## Libraries
(all libraries you need you can find in requirements.txt)

In [1]:
# MAIN
import pandas as pd
import numpy as np
from tqdm import tqdm_notebook
from collections import Counter
import gc
import pickle
from scripts.storing import *

# NLP
import spacy
import string
import nltk
from nltk.corpus import stopwords
from scripts.cleanup import CleanUpText

# SKLEARN
from sklearn.model_selection import train_test_split, cross_val_score
from sklearn.metrics import accuracy_score, f1_score, confusion_matrix, make_scorer
from sklearn.feature_extraction.text import TfidfTransformer, CountVectorizer
from sklearn.linear_model import LogisticRegression
from sklearn.pipeline import Pipeline
from sklearn.manifold import TSNE
import joblib

[nltk_data] Downloading package stopwords to
[nltk_data]     C:\Users\admin\AppData\Roaming\nltk_data...
[nltk_data]   Package stopwords is already up-to-date!
[nltk_data] Downloading package stopwords to
[nltk_data]     C:\Users\admin\AppData\Roaming\nltk_data...
[nltk_data]   Package stopwords is already up-to-date!


## Data loading and Labels to Numbers

In [2]:
reviews = pd.read_csv('deceptive-opinion.csv')
reviews['deceptive'] = reviews['deceptive'].apply(lambda x: 0 if x == 'truthful' else 1)
reviews['polarity'] = reviews['polarity'].apply(lambda x: 1 if x == 'positive' else 0)
reviews.head(3)

Unnamed: 0,deceptive,hotel,polarity,source,text
0,0,conrad,1,TripAdvisor,We stayed for a one night getaway with family ...
1,0,hyatt,1,TripAdvisor,Triple A rate with upgrade to view room was le...
2,0,hyatt,1,TripAdvisor,This comes a little late as I'm finally catchi...


## IT'S A FRANKENSTEIN! (aka Pipeline)
P.S. And cross validation F1 score

In [3]:
sfilter = Pipeline([
    ('cleanup_text', CleanUpText()),
    ('bow', CountVectorizer()),
    ('tfidf', TfidfTransformer(use_idf=True)),
    ('clf', LogisticRegression(solver='lbfgs'))
])

In [4]:
%%time
scores = cross_val_score(sfilter, reviews['text'], reviews['deceptive'], scoring=make_scorer(f1_score), cv=10)
print("Average F1 score (by 10 folds): %0.2f (+/- %0.2f)" % (scores.mean(), scores.std() * 2))
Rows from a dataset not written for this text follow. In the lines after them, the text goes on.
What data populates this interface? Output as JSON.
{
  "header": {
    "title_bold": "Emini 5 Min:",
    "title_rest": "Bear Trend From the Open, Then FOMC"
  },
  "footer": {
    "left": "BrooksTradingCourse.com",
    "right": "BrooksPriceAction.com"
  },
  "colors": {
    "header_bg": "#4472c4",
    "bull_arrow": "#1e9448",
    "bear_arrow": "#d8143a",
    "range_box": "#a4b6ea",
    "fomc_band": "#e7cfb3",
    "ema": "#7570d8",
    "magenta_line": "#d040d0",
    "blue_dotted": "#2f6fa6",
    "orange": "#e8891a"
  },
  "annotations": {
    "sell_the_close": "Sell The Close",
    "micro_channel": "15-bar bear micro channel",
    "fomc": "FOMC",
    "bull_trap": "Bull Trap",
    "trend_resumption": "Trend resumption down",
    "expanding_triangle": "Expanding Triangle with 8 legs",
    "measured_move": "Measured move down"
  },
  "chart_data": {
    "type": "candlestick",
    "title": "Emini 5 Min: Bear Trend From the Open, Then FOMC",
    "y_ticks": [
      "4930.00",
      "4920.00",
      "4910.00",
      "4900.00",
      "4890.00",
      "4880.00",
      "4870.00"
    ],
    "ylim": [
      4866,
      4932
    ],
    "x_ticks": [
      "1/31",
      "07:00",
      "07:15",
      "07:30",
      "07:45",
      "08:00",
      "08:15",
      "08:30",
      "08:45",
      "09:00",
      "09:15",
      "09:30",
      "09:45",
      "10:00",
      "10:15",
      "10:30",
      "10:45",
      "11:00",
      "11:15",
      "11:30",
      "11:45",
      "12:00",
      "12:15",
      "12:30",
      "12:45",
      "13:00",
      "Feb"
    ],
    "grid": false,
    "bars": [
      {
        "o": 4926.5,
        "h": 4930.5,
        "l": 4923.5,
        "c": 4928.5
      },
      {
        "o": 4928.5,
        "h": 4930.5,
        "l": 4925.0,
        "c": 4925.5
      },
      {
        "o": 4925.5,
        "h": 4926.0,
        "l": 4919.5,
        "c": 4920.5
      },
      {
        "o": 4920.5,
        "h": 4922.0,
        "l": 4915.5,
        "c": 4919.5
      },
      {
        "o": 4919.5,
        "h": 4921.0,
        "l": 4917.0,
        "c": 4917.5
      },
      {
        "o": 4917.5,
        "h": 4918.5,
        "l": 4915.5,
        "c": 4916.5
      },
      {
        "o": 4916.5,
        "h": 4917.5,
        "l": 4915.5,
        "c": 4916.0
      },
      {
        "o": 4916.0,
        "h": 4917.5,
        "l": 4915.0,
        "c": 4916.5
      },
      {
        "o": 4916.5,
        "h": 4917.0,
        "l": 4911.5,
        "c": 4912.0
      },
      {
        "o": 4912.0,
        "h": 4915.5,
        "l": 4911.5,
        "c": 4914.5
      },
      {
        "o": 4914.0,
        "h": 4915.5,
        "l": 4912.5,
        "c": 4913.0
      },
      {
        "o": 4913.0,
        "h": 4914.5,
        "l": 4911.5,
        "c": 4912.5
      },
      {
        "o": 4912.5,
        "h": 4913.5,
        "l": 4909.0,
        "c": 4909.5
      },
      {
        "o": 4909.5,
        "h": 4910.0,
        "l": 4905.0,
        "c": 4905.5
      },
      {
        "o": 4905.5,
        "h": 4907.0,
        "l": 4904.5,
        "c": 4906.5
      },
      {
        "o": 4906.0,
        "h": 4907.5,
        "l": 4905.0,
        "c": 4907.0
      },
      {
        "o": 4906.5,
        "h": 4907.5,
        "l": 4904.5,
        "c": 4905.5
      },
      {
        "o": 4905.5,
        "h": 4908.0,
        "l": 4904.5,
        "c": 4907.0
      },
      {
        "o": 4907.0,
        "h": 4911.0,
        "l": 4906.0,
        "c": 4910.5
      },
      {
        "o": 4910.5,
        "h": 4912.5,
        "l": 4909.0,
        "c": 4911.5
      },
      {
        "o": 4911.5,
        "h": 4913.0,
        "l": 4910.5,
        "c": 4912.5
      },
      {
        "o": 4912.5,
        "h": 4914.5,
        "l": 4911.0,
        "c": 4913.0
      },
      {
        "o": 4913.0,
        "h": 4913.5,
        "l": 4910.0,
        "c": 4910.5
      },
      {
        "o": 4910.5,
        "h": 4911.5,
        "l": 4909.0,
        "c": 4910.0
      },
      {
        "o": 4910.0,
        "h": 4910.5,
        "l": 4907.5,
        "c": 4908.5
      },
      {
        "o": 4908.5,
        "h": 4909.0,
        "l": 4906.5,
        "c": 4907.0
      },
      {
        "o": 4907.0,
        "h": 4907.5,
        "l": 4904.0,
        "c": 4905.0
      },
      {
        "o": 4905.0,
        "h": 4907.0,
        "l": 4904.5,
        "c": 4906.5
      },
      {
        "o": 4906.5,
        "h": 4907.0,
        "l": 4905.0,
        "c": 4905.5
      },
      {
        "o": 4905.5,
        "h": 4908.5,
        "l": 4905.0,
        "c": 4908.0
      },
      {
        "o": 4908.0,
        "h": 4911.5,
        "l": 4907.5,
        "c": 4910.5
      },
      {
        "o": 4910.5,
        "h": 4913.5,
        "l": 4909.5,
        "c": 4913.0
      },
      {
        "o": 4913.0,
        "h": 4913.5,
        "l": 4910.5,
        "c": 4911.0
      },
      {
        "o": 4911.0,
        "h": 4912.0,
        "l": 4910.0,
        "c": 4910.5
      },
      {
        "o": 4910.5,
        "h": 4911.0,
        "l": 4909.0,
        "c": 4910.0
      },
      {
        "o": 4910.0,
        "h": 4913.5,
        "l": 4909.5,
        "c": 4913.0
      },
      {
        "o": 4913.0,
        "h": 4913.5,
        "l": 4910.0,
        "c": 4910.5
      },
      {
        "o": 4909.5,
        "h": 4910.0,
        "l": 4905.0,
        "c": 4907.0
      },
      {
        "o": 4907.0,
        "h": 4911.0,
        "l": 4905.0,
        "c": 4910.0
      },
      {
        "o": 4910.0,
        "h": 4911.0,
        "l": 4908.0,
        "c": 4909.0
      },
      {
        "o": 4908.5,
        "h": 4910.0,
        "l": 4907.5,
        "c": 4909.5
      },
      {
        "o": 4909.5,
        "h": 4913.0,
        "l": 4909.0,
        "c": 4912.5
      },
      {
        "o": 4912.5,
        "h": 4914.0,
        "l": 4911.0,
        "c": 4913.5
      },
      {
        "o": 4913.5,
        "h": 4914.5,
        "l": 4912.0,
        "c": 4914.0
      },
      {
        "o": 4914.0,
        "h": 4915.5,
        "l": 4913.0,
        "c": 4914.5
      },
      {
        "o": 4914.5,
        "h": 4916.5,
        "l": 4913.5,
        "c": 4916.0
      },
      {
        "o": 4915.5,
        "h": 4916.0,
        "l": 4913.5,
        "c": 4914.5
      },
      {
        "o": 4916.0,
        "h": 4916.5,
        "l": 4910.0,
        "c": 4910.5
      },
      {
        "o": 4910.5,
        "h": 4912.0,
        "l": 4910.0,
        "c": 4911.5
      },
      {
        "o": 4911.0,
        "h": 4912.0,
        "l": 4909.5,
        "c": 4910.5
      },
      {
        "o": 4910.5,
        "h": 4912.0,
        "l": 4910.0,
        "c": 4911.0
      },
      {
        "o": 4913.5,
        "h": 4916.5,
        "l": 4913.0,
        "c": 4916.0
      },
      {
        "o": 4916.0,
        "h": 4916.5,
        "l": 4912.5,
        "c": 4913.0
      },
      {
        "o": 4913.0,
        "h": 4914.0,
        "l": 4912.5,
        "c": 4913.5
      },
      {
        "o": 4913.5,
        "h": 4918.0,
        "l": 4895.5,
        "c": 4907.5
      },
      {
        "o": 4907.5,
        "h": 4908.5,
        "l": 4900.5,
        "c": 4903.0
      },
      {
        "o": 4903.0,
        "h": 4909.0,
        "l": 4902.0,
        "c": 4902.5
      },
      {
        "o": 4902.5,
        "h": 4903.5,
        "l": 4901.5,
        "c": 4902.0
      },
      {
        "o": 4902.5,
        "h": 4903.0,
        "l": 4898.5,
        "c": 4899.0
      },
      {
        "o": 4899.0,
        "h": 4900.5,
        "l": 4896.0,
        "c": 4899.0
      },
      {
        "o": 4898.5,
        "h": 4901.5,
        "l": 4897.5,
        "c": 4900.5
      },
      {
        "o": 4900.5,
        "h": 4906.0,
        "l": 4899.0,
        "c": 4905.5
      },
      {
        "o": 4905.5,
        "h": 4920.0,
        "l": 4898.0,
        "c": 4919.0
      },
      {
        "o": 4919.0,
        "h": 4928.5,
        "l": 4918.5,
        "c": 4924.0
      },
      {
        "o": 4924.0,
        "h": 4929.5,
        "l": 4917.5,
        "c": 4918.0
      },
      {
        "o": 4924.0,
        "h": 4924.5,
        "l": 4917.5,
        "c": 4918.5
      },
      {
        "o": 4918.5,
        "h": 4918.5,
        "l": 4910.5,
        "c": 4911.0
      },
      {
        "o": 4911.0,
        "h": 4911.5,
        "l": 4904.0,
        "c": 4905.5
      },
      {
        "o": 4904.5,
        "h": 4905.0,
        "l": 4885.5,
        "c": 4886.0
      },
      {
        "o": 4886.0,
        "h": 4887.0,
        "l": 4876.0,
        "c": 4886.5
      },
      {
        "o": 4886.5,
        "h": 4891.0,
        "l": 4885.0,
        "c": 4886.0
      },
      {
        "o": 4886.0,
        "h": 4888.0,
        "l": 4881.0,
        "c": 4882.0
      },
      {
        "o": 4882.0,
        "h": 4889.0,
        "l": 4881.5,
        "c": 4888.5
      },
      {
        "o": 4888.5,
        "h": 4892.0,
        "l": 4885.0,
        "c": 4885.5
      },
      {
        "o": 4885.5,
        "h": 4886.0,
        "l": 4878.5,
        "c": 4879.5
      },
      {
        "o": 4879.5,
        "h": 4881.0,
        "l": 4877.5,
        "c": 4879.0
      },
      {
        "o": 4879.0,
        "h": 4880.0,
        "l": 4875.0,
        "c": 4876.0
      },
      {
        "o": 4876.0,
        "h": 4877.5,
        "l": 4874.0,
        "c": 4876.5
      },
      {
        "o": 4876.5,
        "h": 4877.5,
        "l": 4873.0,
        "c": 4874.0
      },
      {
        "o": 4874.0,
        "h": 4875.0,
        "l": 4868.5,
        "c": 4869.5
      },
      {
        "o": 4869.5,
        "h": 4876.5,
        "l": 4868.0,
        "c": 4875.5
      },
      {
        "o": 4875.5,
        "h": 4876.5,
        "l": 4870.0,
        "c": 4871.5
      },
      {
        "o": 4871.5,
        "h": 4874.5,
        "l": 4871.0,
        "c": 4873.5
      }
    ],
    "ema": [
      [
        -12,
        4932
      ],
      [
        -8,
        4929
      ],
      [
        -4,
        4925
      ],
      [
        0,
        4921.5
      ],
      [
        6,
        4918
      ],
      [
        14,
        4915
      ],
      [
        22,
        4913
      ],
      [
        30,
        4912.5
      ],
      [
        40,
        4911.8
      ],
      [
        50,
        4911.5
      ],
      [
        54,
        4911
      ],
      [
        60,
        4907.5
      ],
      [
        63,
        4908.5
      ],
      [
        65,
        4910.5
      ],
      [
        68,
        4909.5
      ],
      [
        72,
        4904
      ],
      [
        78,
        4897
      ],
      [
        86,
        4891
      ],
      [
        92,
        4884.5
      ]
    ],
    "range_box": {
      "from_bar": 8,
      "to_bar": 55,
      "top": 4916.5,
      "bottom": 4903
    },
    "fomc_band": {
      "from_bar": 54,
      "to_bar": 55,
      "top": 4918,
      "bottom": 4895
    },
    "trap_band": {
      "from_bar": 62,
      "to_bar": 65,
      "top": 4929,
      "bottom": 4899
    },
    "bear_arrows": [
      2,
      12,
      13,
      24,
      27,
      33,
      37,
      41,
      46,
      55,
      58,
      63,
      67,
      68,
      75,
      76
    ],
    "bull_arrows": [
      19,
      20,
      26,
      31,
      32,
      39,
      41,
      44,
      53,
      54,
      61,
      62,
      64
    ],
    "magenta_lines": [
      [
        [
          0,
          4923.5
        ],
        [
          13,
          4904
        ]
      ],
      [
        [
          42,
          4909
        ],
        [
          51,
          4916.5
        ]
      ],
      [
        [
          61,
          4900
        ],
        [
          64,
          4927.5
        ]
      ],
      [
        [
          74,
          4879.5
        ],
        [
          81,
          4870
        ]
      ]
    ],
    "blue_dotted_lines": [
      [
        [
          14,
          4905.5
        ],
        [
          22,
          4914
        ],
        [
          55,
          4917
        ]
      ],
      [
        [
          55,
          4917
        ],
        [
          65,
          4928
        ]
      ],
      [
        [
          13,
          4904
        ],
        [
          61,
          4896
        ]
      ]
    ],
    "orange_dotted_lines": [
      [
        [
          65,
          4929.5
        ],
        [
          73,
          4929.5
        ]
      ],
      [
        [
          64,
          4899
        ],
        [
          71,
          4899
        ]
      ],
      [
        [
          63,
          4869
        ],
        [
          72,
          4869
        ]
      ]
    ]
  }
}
Average F1 score (by 10 folds): 0.88 (+/- 0.06)
Wall time: 1min 6s


In [5]:
_ = sfilter.fit(reviews['text'], reviews['deceptive'])

## Model storing

In [6]:
save_model(sfilter, 'models/sfilter.pkl')

Model was saved in models/sfilter.pkl
Use load_model to load model from file.